You can guess what happened in reality. When they saw what we imagined was a near-complete version they wanted some changes. The checkout system wasn’t quite to their liking; their product catalogue didn’t have quite the fields we were expecting; the order placement system didn’t align with what they had internally; and so on. It cost everyone more than they had anticipated and it was delivered later than anyone would have liked.

Certainly this is a strong case for robust specifications — or at least understanding what you’re getting into before you get into it. But it also demonstrates that lack of early information cost us dearly when the information did come along later. We hadn’t made time for UAT, which is why we delivered the final product later than planned. Fortunately for everyone there was no externally-driven deadline. If there had been then we’d have been obliged to deliver something which the client wasn’t happy with.

5. When the inputs to the software are difficult to specify

MediaGuardian.co.ukFinally an example that brings us right to the present.

The current work to refresh the Guardian Unlimited website is much more than applying a lick of paint. We’re also producing new tools for our reporters and new ways they can tell their stories. But telling a news story is not simply a matter of filling in a few boxes and clicking Save. To make a story relevant requires a lot of hard training.
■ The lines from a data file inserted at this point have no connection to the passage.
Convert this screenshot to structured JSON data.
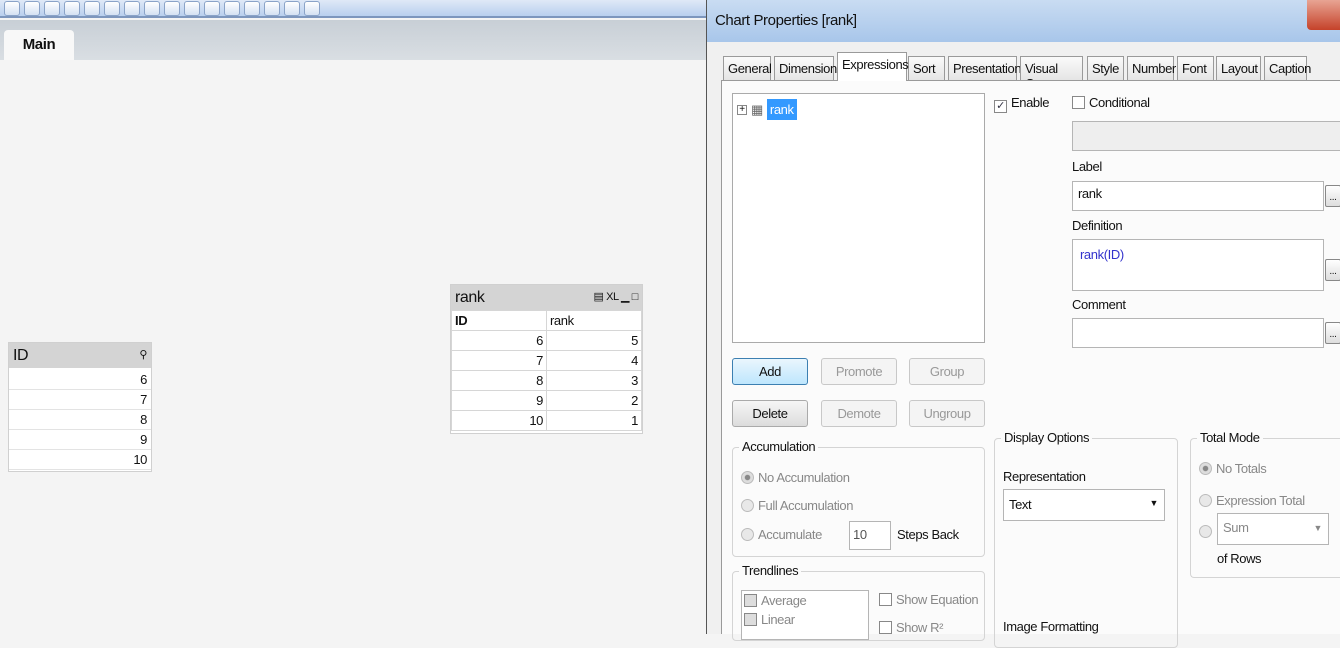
{
  "toolbar": {
    "icons": [
      "new-sheet-icon",
      "listbox-icon",
      "sigma-icon",
      "table-icon",
      "bar-chart-icon",
      "button-icon",
      "v-icon",
      "window-icon",
      "text-icon",
      "arrow-icon",
      "search-icon",
      "star-icon",
      "zoom-icon",
      "layout-icon",
      "chart-wizard-icon",
      "align-icon"
    ]
  },
  "sheet_tabs": [
    {
      "label": "Main"
    }
  ],
  "listbox": {
    "title": "ID",
    "values": [
      "6",
      "7",
      "8",
      "9",
      "10"
    ]
  },
  "straight_table": {
    "title": "rank",
    "xl_label": "XL",
    "columns": [
      "ID",
      "rank"
    ],
    "rows": [
      [
        "6",
        "5"
      ],
      [
        "7",
        "4"
      ],
      [
        "8",
        "3"
      ],
      [
        "9",
        "2"
      ],
      [
        "10",
        "1"
      ]
    ]
  },
  "dialog": {
    "title": "Chart Properties [rank]",
    "tabs": [
      "General",
      "Dimensions",
      "Expressions",
      "Sort",
      "Presentation",
      "Visual Cues",
      "Style",
      "Number",
      "Font",
      "Layout",
      "Caption"
    ],
    "active_tab": "Expressions",
    "expressions": [
      {
        "label": "rank"
      }
    ],
    "enable_label": "Enable",
    "enable_checked": true,
    "conditional_label": "Conditional",
    "conditional_checked": false,
    "label_caption": "Label",
    "label_value": "rank",
    "definition_caption": "Definition",
    "definition_func": "rank",
    "definition_args": "(ID)",
    "comment_caption": "Comment",
    "comment_value": "",
    "dots": "...",
    "buttons": {
      "add": "Add",
      "promote": "Promote",
      "group": "Group",
      "delete": "Delete",
      "demote": "Demote",
      "ungroup": "Ungroup"
    },
    "accumulation": {
      "title": "Accumulation",
      "no": "No Accumulation",
      "full": "Full Accumulation",
      "acc": "Accumulate",
      "steps": "10",
      "steps_label": "Steps Back",
      "selected": "No Accumulation"
    },
    "trendlines": {
      "title": "Trendlines",
      "items": [
        "Average",
        "Linear"
      ],
      "show_equation": "Show Equation",
      "show_r2": "Show R²"
    },
    "display_options": {
      "title": "Display Options",
      "representation_label": "Representation",
      "representation_value": "Text",
      "image_formatting": "Image Formatting"
    },
    "total_mode": {
      "title": "Total Mode",
      "no_totals": "No Totals",
      "expression_total": "Expression Total",
      "sum": "Sum",
      "of_rows": "of Rows",
      "selected": "No Totals"
    },
    "accent": "#3399ff"
  }
}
To edit an entire news section additionally needs an awful lot of experience and good intuition…

As I write, MediaGuardian.co.uk is leading with three big stories and a podcast, plus some smaller items headed “More media news”. The stories have between three and six sublinks which indicates the depth of related news that the editor has available. Yet at the same time the Technology section is showcasing six stories, all with a bit of blurb, but only one of which has sublinks (to a video and a gallery). In both cases the editors are using the same system, but the page layout has to balance itself out regardless of the highly variable input.
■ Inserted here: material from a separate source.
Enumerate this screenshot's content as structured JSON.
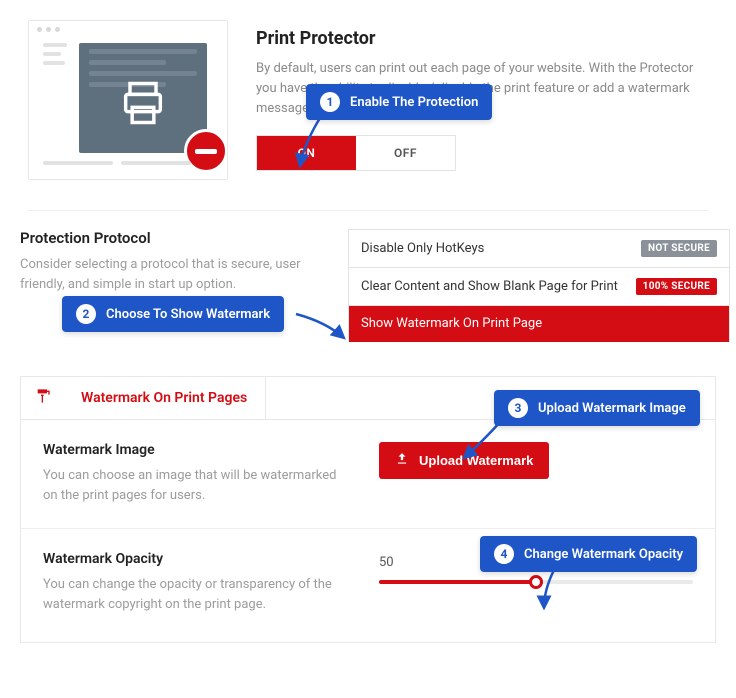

But though the input is highly variable it is not without bounds. A section would never be showing just one story, and an editor would almost certainly not try to highlight twenty stories and claim they had largely equal weight. The only way to really know the bounds in which the system is supposed to reasonably work is to sit an editor down with the tools and let them lay out pages in response to a real day’s stories. No amount of requirements analysis and QA experience can substitute for a real journalist responding to a real day’s events.

And that’s the beginning…

No mechanism should be applied blindly; there are times when user acceptance testing is more appropriate, and times when it is less appropriate. The important thing is to be aware first that UAT exists, and second that there are criteria which you can apply to assess how valuable it can be.